And then it was October 2018 and I was standing over my mother's body. Her hospice nurse was cleaning her with a wash cloth, saying sweet, wonderful things to her. And my mother was not my mother. It was her body and there was nothing of her in it. Deflated. Lost. She was not there she was not in her body she was not anywhere that I could see. And as much as I thought this hospice nurse was sweet and kind, and as much as I was grateful that my mother had her and other nurses to help care for her, I couldn't help but think who the fuck this stupid fucking little nurse thought she was talking to because she was talking to meat. She was talking to a silent stranger. My mother was not there on that bed with her mouth hanging open. My mother was gone. That was not my mother. Who are you talking to?

--

The face won't leave me. The face of this thing that wasn't my mother anymore. This face tells me there is nothing. There is no light. No hope. There is no paradise beyond the veil. There is no fucking veil. There are these years and then nothing. Oblivion. Buried under an avalanche of nothing. Vapor. We are blasted into a million pieces and we are gone. We are flies heading for a wall.

--

I cannot handle this. And I cannot handle life.

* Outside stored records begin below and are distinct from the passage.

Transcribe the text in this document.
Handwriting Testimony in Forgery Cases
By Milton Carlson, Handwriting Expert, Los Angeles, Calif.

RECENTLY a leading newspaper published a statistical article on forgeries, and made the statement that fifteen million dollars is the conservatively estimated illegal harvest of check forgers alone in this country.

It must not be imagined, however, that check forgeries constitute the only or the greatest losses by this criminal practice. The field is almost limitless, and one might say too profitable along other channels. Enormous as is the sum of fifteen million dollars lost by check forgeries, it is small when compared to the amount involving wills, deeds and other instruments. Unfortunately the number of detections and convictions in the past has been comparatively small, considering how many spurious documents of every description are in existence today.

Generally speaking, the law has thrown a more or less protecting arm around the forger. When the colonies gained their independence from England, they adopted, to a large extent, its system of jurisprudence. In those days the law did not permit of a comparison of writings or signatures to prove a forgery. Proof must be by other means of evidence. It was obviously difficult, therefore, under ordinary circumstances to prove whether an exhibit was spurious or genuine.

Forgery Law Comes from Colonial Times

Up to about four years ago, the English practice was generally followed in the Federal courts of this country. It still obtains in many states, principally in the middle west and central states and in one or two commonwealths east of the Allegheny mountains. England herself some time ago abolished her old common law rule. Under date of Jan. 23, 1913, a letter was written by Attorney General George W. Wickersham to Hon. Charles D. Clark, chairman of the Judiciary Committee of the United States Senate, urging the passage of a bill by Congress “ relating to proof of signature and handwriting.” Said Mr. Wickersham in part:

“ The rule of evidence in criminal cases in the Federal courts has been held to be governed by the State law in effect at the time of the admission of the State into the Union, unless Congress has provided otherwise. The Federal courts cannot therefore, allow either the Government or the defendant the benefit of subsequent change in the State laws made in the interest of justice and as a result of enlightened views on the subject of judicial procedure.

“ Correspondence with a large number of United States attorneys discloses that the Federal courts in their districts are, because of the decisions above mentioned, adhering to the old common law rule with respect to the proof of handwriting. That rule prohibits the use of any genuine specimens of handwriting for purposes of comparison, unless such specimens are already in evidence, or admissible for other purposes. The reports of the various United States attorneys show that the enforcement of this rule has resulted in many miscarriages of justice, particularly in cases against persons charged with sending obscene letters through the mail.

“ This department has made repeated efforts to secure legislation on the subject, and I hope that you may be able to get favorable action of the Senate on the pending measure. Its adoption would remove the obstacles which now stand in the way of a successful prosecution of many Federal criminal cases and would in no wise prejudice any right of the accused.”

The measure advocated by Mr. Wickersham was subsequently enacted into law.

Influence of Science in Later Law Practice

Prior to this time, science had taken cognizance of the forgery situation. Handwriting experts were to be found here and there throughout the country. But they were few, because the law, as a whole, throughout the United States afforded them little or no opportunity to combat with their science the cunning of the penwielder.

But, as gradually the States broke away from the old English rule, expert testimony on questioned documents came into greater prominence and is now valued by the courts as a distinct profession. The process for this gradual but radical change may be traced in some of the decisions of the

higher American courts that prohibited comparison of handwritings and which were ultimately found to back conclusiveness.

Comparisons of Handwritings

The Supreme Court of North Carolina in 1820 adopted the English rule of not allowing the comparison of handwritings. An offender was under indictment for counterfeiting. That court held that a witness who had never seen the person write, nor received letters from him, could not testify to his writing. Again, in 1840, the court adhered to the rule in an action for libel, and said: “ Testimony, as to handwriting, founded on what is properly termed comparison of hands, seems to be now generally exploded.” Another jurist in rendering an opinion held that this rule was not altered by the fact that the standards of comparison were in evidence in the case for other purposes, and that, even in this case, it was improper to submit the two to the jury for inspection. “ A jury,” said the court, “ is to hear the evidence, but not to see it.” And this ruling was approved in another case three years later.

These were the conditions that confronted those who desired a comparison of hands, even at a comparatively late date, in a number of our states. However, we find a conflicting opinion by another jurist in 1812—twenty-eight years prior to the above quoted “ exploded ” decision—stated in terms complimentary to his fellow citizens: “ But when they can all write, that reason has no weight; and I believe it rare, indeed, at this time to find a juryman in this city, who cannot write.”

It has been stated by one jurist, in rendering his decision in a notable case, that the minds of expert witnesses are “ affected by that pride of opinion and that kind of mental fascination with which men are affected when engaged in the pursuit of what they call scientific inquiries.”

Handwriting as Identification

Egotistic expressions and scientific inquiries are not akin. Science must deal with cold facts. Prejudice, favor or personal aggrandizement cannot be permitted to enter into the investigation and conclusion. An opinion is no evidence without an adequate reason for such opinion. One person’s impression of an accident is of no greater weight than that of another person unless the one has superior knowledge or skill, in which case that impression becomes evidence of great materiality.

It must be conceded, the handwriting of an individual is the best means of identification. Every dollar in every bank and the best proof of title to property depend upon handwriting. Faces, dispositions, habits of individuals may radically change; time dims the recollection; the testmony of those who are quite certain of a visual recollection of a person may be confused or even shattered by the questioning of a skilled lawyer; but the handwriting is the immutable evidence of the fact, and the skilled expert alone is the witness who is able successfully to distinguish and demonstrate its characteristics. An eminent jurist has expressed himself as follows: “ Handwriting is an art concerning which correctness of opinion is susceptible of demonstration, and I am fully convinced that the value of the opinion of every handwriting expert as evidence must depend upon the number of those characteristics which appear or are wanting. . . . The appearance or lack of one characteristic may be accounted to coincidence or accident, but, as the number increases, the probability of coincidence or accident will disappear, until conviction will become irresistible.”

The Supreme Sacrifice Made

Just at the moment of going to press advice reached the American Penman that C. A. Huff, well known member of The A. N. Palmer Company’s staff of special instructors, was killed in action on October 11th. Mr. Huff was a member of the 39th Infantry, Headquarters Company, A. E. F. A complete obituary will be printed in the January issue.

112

Here is a complete list of what I want to feel:

1. At the end of Henderson the Rain King by Saul Bellow, the main character is on a plane that has to land on or near a frozen lake. He has a lion cub with him and he holds the cub in his arms and he dances and jumps, laughing, across the ice. It's a man joyously defiant in the face of the bleak, cold inevitable.

Two or three times in the past week I have tried to describe this scene to different people, and each time I sobbed before I finished a single sentence of my description. I want that. I want that to live in my heart and my soul and my mind, but all I see is death and utter meaninglessness.

--

My mother is gone. One day I will be gone. What's worth doing? What's worth achieving? I don't want to die, but I don't know what's worth doing while I'm here. Who cares what a fly's wings do on its way do on the way to the wall? Would it be any better if I believed in a magical hereafter?

--

Last night my friend Jen asked me what I believed about the afterlife when I was a child. The main thing I remembered? I was sure that after I died, I'd be able to ask God anything and that excited me because it meant I could find out what happened to the dinosaurs.

--

THE AFTERLIFE

GOD: Come on in, that's St. Peter -- he confirms your reservations. And this is Mick. He lets you know what happened to the dinosaurs.

MICK: Aliens -- no, I know, right? I was betting on an asteroid too. Fucking aliens, man.

--

When I sleep everything is warm.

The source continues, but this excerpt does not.